Freddy hesitated before speaking. “I’m gonna work here for most of the afternoon,” he said. “But you know that skiing trip tonight?”
“Yes,” Elizabeth said. “I was thinking of going.”
Two of the attendants at the ski shack had announced at dinner the previous evening that they were organizing a night skiing trip along the west side of Lake Luna for that very evening.
“I was thinking maybe we could go together,” Freddy said. He put out a hand to her. “And I accept your apology.”
She took his hand and began to shake. “For sure,” she said. She was trying to remain calm, but inside she felt ecstatic: Freddy wanted to be friends again.
“Okay,” he said. “I better get back to this project. I’ll see you at dinner.”
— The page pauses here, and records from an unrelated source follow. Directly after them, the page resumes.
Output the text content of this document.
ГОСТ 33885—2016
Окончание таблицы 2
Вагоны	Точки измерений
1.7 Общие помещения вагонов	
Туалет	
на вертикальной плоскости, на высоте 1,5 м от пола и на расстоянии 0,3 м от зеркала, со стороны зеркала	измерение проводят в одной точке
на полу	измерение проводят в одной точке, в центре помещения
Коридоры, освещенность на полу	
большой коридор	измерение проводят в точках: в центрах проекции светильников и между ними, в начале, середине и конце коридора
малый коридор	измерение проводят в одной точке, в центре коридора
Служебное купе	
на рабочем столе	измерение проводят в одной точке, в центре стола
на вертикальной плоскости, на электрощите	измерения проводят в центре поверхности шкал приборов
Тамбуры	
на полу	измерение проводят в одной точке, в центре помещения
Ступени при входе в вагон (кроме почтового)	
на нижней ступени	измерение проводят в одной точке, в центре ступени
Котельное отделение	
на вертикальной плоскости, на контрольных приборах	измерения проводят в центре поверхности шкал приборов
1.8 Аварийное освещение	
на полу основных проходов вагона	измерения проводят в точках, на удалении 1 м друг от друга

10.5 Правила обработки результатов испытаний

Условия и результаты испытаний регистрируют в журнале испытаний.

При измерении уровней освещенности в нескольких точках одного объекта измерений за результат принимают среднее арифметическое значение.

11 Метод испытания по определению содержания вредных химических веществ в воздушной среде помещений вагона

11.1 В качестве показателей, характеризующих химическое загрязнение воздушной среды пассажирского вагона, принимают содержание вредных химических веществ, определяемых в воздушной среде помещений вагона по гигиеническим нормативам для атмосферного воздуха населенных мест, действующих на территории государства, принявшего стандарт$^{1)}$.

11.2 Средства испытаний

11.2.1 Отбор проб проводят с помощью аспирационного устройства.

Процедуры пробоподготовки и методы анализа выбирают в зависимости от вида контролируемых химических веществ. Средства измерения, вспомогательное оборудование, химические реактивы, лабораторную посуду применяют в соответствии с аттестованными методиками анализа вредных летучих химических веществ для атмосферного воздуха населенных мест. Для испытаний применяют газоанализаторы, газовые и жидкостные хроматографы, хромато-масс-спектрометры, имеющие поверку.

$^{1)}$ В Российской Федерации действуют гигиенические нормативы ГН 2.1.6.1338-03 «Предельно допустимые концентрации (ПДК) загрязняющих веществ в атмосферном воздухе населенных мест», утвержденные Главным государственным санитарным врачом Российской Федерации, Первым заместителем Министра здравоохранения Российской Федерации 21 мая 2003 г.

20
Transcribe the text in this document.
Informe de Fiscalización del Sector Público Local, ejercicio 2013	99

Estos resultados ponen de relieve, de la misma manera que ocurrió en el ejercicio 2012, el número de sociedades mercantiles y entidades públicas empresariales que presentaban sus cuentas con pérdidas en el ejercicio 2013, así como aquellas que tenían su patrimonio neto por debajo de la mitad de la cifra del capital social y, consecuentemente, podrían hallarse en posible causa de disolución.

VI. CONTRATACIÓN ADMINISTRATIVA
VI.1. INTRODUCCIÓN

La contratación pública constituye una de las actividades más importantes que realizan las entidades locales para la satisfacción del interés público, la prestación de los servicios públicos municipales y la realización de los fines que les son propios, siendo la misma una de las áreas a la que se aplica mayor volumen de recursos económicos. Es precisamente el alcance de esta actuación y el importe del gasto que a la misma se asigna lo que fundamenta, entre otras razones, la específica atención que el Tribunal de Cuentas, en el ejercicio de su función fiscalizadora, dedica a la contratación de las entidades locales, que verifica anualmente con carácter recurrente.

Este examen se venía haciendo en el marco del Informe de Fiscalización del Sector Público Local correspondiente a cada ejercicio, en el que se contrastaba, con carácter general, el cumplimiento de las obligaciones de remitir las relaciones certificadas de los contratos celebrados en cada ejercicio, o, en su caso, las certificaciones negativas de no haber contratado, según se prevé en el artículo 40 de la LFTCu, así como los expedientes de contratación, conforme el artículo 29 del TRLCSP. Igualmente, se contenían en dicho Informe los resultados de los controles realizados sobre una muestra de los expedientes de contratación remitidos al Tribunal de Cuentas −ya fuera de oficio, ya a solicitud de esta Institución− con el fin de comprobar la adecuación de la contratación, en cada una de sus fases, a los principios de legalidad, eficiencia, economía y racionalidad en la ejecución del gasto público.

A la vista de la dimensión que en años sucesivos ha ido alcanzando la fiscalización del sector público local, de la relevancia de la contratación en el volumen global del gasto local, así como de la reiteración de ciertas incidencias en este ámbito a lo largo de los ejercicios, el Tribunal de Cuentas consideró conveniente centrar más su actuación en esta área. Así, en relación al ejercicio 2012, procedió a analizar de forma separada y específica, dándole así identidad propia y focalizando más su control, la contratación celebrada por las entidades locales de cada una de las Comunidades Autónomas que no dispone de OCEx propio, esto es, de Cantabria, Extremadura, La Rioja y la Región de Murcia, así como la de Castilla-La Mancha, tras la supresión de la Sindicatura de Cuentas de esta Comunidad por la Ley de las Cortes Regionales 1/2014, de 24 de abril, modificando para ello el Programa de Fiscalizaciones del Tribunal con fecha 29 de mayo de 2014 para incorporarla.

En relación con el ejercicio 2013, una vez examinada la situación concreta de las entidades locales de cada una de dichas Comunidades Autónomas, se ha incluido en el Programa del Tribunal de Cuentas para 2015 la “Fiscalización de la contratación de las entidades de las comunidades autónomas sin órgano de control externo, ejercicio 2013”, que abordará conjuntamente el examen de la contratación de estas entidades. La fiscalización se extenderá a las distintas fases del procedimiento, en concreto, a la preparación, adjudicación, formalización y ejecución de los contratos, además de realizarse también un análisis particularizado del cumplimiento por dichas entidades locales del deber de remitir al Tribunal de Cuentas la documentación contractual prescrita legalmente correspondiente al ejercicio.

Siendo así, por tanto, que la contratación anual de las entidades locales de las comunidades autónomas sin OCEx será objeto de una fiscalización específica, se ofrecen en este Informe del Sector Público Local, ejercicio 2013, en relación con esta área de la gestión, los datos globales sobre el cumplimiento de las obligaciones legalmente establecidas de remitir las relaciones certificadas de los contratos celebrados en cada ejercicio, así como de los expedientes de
Elizabeth smiled. “I’ll see you then.” She took a piece of paper out of her pocket and handed it to him. “Oh, hey, I wanted to give you this, too.”
Freddy looked at it uncertainly. “What is it?”
Elizabeth nodded. “Open it.”
Once he did, he saw, written on it, these words:
NUTS
NURS
FURS
FURL
FUEL
Freddy’s eyes went wide. He peered closely at the paper as if he was overlooking something, and then he began to laugh.
“Nurs?” he said. “Come on, that’s not even a word!”
“It is!” Elizabeth said. “A nur is like a knot in wood! And before you say anything else, ‘furl’ means to roll up!” She was practically yelling, she was so excited. It had taken her a long time, but with a dictionary she had checked out of the library, she had worked her way through the word ladder, just as she had promised him.